The best one I found was the Pro Co Power Mute (after I added a foot switch topper to it). But when I switched to using a Rode Podmic, something about my setup caused the Power Mute to start adding a buzz to the line. No amount of troubleshooting would get rid of it without switching mics, so I ended up continuing my search and settling on a Rolls XLR A/B Switch. You just leave one of the XLR inputs empty and toggle between the hot and empty inputs. It does a fantastic job, and I imagine it will continue to work perfectly even when I inevitably change mics1 and/or audio interfaces in the future. The biggest drawback is that the button takes a significant amount of force to toggle, and thus it makes a better foot switch than a desktop one, which is a bit of a bummer for me2. Nonetheless, with no less than 4 XLR hardware mutes in my arsenal now, I once again had a solid cough button solution.

As fun as a dedicated switch can be, though, I still found I missed the convenience of toggling mute with a keyboard key. I’m afraid I’ve lost track of where this tip came from, but whilst sharing these adventures on social media, it was pointed out to me that Rogue Amoeba’s Loopback could make any audio interface mutable, and thus able to work with USB mic mute solutions like Shush. I ended up switching away from Shush, but I’ll get to that in a second.

Loopback isn’t cheap, but it’s so handy and so powerful that if you’re working with audio — whether streaming, podcasting, producing music, or using audio routing for any reason — it’s worth the investment ($99). And to make your XLR mic mutable with Loopback, all you have to do is create a virtual device with your USB audio interface as the input. That’s it. Keep the default output channels and give the device a unique name.

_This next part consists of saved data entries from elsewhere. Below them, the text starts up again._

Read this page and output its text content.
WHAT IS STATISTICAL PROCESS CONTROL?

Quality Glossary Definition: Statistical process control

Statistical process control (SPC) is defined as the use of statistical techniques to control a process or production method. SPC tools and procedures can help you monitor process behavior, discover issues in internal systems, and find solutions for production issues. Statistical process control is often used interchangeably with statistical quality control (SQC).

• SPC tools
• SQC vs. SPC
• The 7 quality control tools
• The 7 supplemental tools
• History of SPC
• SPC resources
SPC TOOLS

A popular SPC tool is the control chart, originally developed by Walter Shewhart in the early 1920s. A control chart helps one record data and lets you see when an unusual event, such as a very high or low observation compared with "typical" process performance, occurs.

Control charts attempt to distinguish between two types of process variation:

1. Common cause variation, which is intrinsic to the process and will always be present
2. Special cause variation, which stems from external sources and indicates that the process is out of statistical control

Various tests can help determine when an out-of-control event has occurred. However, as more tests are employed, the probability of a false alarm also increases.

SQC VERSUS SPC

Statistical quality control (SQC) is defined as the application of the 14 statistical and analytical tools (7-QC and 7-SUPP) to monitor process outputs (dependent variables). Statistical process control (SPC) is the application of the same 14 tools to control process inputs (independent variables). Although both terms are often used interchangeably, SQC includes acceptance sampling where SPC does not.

Now you can just set your microphone input in any app (Skype, Zoom, etc.) to the virtual device. Any USB muting app will be able to cut the input with the press of a button.

The problem I ran into with Shush is that it mutes ALL USB devices, and with the audio routing I have set up, that meant it was also muting my guest on a Skype call. That’s not workable. I tried a few other apps, and the one I landed on is called Mikrofon. It lets you assign a shortcut and select exactly which audio input to mute. The only drawback is that it doesn’t have push-to-mute. It has push-to-talk, but the only other choice is a latching toggle. Which is working out ok, though I’d like to lodge push-to-mute as a feature request.

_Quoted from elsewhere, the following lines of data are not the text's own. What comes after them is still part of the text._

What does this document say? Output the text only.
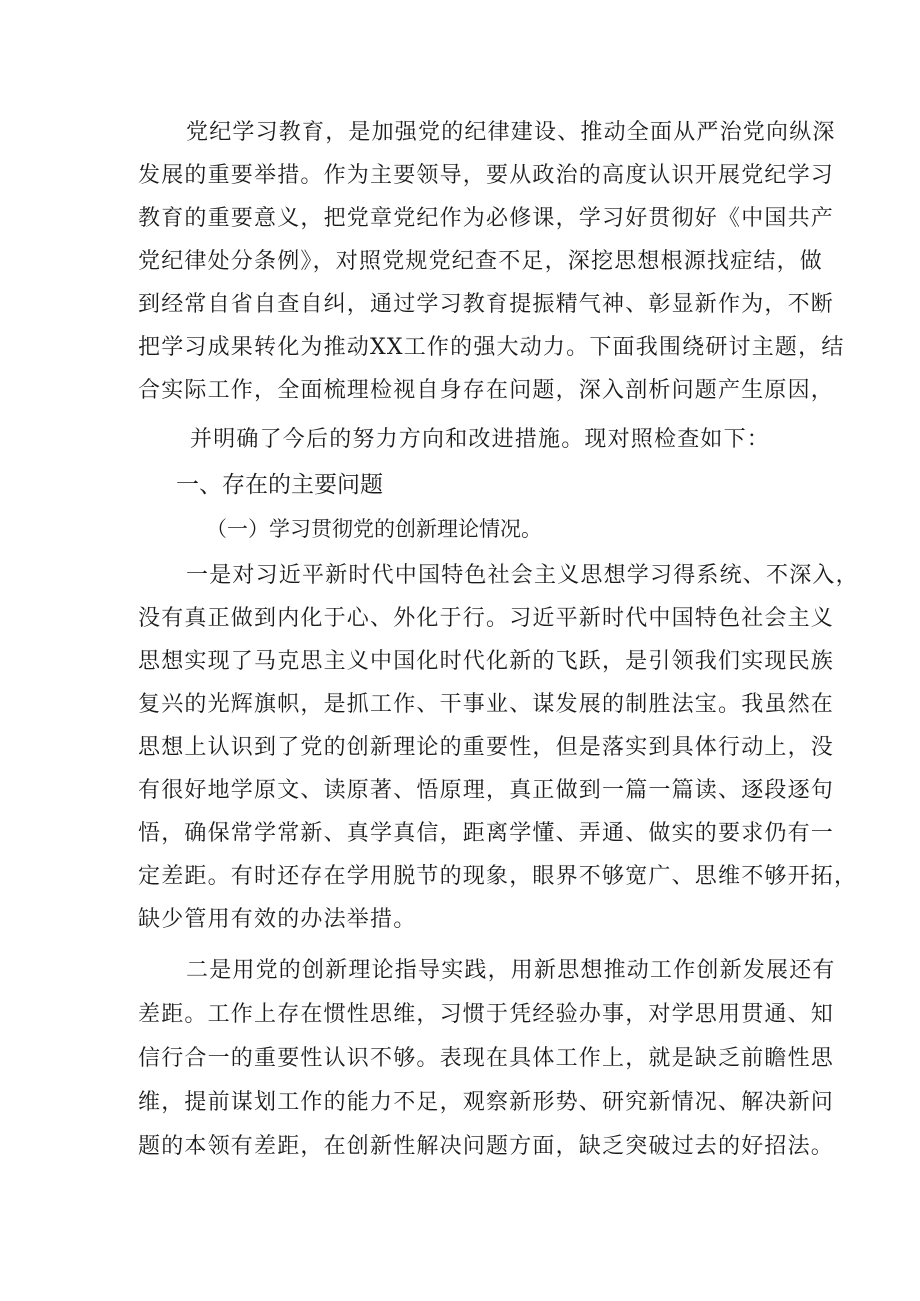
党纪学习教育，是加强党的纪律建设、推动全面从严治党向纵深

发展的重要举措。作为主要领导，要从政治的高度认识开展党纪学习

教育的重要意义，把党章党纪作为必修课，学习好贯彻好《中国共产

党纪律处分条例》，对照党规党纪查不足，深挖思想根源找症结，做

到经常自省自查自纠，通过学习教育提振精气神、彰显新作为，不断

把学习成果转化为推动XX工作的强大动力。下面我围绕研讨主题，结

合实际工作，全面梳理检视自身存在问题，深入剖析问题产生原因，

并明确了今后的努力方向和改进措施。现对照检查如下：

一、存在的主要问题

（一）学习贯彻党的创新理论情况。

一是对习近平新时代中国特色社会主义思想学习得系统、不深入，

没有真正做到内化于心、外化于行。习近平新时代中国特色社会主义

思想实现了马克思主义中国化时代化新的飞跃，是引领我们实现民族

复兴的光辉旗帜，是抓工作、干事业、谋发展的制胜法宝。我虽然在

思想上认识到了党的创新理论的重要性，但是落实到具体行动上，没

有很好地学原文、读原著、悟原理，真正做到一篇一篇读、逐段逐句

悟，确保常学常新、真学真信，距离学懂、弄通、做实的要求仍有一

定差距。有时还存在学用脱节的现象，眼界不够宽广、思维不够开拓，

缺少管用有效的办法举措。

二是用党的创新理论指导实践，用新思想推动工作创新发展还有

差距。工作上存在惯性思维，习惯于凭经验办事，对学思用贯通、知

信行合一的重要性认识不够。表现在具体工作上，就是缺乏前瞻性思

维，提前谋划工作的能力不足，观察新形势、研究新情况、解决新问

题的本领有差距，在创新性解决问题方面，缺乏突破过去的好招法。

I have an extra key on my Ultimate Hacking Keyboard (a trackball click on the key cluster thumb module, actually) mapped to toggle Mikrofon, and I get a nice red icon in my menu bar letting me know I’m muted. The button is silent, and there’s no pop or click when muting the channel.

Aside from podcasting, I also use this on Zoom calls, leaving myself unmuted in the Zoom app, and then just controlling my mute with a keyboard shortcut. If I’ve wandered off into another app during a meeting, it makes it easy to unmute myself and respond to somebody without having to switch back to Zoom and find the mute button.

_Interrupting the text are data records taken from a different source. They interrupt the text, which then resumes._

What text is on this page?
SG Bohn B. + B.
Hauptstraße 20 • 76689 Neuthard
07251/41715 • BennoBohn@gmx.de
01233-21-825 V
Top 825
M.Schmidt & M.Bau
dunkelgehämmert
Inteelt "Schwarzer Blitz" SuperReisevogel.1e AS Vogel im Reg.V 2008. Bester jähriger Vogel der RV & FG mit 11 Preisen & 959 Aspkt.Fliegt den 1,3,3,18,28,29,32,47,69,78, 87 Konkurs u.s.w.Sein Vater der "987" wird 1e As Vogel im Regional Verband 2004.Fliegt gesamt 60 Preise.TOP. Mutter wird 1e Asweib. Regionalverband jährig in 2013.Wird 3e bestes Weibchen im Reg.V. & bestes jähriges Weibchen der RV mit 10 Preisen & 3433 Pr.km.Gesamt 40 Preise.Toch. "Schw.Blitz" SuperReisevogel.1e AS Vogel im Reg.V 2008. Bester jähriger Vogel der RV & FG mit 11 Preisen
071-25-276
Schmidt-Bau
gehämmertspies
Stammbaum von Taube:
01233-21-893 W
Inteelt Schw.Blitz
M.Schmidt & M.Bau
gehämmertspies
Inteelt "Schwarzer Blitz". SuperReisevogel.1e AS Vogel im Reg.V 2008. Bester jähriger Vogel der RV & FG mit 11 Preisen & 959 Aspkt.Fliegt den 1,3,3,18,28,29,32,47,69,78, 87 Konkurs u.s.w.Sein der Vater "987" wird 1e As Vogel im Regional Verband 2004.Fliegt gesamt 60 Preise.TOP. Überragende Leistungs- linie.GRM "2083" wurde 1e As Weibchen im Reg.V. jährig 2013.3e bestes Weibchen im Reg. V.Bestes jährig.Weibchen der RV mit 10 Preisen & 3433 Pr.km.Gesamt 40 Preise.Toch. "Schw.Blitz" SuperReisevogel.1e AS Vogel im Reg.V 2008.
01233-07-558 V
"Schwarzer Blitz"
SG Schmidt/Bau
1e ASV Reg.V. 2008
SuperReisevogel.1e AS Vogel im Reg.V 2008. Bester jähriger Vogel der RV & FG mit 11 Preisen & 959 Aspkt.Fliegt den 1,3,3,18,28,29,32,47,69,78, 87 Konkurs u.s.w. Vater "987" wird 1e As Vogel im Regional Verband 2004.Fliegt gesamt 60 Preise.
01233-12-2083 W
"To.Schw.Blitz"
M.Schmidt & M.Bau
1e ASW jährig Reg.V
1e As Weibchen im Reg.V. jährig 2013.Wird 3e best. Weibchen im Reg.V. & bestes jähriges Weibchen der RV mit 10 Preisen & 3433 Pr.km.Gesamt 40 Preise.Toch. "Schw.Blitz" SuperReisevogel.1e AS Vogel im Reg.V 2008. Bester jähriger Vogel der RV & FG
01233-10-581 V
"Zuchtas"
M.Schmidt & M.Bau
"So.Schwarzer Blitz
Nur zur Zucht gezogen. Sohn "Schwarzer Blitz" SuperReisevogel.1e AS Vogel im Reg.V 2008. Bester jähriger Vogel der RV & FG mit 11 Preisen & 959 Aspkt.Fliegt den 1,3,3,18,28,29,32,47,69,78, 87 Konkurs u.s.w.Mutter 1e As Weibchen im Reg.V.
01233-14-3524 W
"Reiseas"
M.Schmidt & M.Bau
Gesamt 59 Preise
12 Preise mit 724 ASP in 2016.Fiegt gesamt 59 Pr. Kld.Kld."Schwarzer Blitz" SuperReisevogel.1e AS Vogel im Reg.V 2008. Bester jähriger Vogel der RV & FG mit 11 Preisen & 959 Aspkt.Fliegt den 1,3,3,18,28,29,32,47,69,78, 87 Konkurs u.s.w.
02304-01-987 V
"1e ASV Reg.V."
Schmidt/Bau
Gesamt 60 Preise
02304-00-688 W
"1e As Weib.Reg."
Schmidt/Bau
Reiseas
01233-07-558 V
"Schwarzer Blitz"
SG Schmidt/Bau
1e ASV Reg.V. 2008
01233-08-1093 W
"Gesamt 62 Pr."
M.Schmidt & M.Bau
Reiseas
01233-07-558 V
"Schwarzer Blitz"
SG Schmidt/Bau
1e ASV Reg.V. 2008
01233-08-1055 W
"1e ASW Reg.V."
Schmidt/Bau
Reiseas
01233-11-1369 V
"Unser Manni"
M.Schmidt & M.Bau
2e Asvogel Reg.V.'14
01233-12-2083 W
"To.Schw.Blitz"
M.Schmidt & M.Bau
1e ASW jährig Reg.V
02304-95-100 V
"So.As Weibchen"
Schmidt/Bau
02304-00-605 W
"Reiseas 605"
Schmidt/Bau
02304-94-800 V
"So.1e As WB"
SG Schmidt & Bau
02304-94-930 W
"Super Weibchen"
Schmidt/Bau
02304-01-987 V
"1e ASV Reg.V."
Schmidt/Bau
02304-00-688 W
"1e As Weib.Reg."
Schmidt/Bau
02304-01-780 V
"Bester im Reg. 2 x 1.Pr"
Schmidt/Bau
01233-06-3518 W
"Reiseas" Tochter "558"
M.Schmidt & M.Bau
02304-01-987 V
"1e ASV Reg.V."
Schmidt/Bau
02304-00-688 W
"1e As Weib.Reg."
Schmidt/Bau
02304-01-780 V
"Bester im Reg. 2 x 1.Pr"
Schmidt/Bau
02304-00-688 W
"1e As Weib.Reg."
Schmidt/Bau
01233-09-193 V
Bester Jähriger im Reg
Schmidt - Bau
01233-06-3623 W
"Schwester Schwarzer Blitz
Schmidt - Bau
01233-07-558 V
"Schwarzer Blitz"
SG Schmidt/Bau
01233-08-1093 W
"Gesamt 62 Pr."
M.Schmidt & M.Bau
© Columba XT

Even at $100, Loopback costs less than the cheapest hardware solutions, plus it can do so much more than just this. If you want to avoid buying a hardware cough button for your XLR mic setup, I recommend checking it out.

  1. Torn between the Sure BETA 87A and the good old SM7B. One way or another, I’ll be changing mics again. 

  2. My desktop converts from a sitting desk to a treadmill desk, and having foot pedals just means more stuff to move around when I want to put the treadmill down. Not impossible, but inconvenient.